Le droit au congé pourra toutefois s'exercer durant la mission dans les seuls cas suivants :
– pour les salariés intérimaires titulaires d'un CDI intérimaire ;
– pour les salariés intérimaires délégués dans le cadre d'une mission d'au moins 3 mois.
Afin de tenir compte des spécificités du travail temporaire, les partenaires sociaux conviennent de créer une portabilité durant laquelle le salarié intérimaire conserve le bénéfice du droit au congé de formation économique sociale et syndicale.
Ainsi, le salarié intérimaire qui remplit la condition d'ancienneté de 455 heures au sein de la branche au cours des 12 derniers mois consécutifs, a droit sur sa demande, et en dehors d'une mission, à un ou plusieurs congés de formation économique, sociale ou syndicale.
L'ancienneté de 455 heures intègre un « équivalent temps » de l'indemnité compensatrice de congés payés correspondant à 10 % des heures rémunérées.

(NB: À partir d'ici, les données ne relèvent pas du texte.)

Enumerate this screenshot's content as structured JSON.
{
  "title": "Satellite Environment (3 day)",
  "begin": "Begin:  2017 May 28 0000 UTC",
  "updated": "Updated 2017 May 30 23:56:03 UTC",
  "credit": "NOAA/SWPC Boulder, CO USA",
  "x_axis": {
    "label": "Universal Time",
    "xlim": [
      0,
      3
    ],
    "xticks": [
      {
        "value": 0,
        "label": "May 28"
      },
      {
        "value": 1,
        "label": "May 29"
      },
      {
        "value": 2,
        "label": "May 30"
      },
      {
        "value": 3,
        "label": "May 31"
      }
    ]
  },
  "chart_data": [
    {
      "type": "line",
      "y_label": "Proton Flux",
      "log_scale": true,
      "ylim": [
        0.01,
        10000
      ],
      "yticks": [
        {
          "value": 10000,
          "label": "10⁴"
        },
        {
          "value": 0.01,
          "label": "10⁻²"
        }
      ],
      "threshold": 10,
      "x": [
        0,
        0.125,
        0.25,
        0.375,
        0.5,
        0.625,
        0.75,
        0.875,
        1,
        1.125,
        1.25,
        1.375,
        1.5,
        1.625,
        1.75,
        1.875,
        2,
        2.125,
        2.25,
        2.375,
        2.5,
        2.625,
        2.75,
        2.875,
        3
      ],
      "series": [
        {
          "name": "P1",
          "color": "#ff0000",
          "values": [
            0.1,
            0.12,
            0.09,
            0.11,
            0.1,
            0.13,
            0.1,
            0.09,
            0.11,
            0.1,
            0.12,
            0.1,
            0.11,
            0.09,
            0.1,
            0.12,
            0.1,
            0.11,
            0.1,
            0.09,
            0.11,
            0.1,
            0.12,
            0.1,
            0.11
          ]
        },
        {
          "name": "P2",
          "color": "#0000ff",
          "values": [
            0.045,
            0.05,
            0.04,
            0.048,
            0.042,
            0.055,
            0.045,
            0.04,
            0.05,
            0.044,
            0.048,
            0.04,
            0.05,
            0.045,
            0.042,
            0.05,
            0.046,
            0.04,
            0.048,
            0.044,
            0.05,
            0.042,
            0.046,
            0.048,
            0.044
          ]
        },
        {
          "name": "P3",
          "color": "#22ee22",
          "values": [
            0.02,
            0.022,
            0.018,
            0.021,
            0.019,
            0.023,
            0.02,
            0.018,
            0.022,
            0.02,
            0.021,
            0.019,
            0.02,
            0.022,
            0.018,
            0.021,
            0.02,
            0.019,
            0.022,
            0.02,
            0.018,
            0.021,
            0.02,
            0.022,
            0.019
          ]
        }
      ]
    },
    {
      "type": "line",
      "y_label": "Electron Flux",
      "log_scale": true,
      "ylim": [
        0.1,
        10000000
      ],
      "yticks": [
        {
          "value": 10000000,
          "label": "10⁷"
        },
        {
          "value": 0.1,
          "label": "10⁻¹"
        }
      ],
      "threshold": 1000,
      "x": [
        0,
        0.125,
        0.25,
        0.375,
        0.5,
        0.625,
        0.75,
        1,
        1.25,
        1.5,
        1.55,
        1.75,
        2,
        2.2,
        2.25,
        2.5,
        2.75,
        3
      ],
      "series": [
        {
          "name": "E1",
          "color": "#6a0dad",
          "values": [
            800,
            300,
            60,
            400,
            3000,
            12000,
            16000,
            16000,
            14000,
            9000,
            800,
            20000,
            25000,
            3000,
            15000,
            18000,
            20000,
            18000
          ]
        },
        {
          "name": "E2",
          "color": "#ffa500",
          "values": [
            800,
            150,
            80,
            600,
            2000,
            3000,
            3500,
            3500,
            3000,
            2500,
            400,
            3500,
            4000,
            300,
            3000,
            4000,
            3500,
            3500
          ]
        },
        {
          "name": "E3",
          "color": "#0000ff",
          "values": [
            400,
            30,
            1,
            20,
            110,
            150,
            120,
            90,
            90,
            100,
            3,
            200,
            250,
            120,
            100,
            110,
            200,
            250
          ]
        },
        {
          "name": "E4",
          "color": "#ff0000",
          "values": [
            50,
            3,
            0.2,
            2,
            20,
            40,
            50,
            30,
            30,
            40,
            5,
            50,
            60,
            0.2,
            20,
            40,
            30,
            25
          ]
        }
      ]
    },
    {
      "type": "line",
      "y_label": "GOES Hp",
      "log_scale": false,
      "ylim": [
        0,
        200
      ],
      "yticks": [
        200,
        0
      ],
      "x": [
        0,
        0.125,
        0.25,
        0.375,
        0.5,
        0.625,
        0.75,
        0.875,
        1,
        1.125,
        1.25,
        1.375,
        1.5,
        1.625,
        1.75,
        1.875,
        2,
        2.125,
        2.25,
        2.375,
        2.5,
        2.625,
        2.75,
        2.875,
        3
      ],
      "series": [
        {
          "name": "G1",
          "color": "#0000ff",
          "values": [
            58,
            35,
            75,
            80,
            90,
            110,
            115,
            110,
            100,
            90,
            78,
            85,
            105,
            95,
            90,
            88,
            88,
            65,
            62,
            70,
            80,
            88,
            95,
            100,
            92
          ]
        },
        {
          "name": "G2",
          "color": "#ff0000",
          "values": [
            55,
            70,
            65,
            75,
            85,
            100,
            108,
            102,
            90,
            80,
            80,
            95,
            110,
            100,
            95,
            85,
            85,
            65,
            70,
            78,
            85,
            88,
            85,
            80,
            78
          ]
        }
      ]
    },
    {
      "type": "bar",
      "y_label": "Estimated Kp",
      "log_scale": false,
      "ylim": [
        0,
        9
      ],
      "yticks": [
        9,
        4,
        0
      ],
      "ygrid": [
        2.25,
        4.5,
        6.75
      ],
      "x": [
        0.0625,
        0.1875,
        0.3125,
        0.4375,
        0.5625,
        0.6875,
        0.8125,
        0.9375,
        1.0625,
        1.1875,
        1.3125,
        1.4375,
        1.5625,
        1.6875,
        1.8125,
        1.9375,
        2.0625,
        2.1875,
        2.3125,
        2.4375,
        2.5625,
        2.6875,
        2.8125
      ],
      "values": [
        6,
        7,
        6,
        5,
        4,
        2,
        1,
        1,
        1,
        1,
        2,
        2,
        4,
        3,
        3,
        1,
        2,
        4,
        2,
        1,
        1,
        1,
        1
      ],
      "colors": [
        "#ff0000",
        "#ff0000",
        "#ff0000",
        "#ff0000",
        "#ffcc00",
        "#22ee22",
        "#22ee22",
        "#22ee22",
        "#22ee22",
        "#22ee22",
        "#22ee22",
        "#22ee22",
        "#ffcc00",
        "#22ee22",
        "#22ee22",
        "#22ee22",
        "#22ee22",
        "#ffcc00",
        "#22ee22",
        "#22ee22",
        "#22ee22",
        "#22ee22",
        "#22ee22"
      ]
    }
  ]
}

Les heures à prendre en compte pour l'appréciation de l'ancienneté sont :
– les heures de travail effectif effectuées pendant la période de référence ;
– les heures assimilées aux heures de travail effectif limitativement énumérées ci-après :–– les heures chômées payées à l'occasion des jours fériés, congés pour événements familiaux, congés de naissance et d'adoption, d'intempéries et d'activité partielle ;–– les heures chômées du fait du fait de maternité, de maladie ou d'accident indemnisées ou non ;–– les heures restant à courir jusqu'au terme initialement prévu, en cas d'interruption de mission avant l'échéance du contrat du fait de l'entreprise utilisatrice, lorsque l'entreprise de travail temporaire n'a pas été en mesure de proposer une nouvelle mission au sens de l'article L. 1251-26 du code du travail ;–– les heures correspondant à des contrats de mission-formation dans les conditions réglementaires et conventionnelles relatives à la formation professionnelle continue ;–– les heures correspondant à des congés de formation syndicale, économique et sociale, de formation prud'homale, de formation de cadres et d'animateurs pour la jeunesse ;–– les heures rémunérées pour l'exercice de tous mandats de représentation du personnel ou syndical y compris dans des organismes non liés à la branche, ainsi que pour les commissions paritaires et les commissions mixtes de la profession.
Durant le ou les congés de formation économique sociale ou syndicale, le salarié intérimaire est titulaire d'un contrat de mission formation tel que prévu à l'article L. 1251-57 du code du travail.
Le salarié intérimaire bénéficiaire du ou des congés de formation économique sociale et syndicale perçoit une rémunération versée par l'employeur selon les modalités fixées à l'article L. 2145-6 du code du travail.
La durée totale des congés de formation économique sociale et syndicale pris dans l'année est au maximum de :
– douze jours pour les salariés intérimaires ;
– dix-huit jours pour les salariés appelés à exercer des fonctions syndicales et les animateurs des stages et sessions.
Le présent accord est conclu pour une durée indéterminée et entre en vigueur à sa date de signature.
En application de l'article L. 2261-23-1 du code du travail, les parties signataires conviennent que le contenu du présent accord ne justifie pas de prévoir des stipulations spécifiques aux entreprises de moins de 50 salariés, visées à l'article L. 2232-10-1 du code du travail.
Le présent accord sera suivi annuellement par les partenaires sociaux de la branche au sein de la CPPNI.
Le présent accord peut être révisé conformément aux dispositions de l'article L. 2261-7 du code du travail.
Il peut être dénoncé dans les conditions prévues aux articles L. 2261-10 et suivants du code du travail.
Le présent accord fera l'objet des formalités de dépôt dans les conditions prévues aux articles L. 2231-6, L. 2261-1 et D. 2231-2 du code du travail ainsi que des formalités nécessaires à son extension.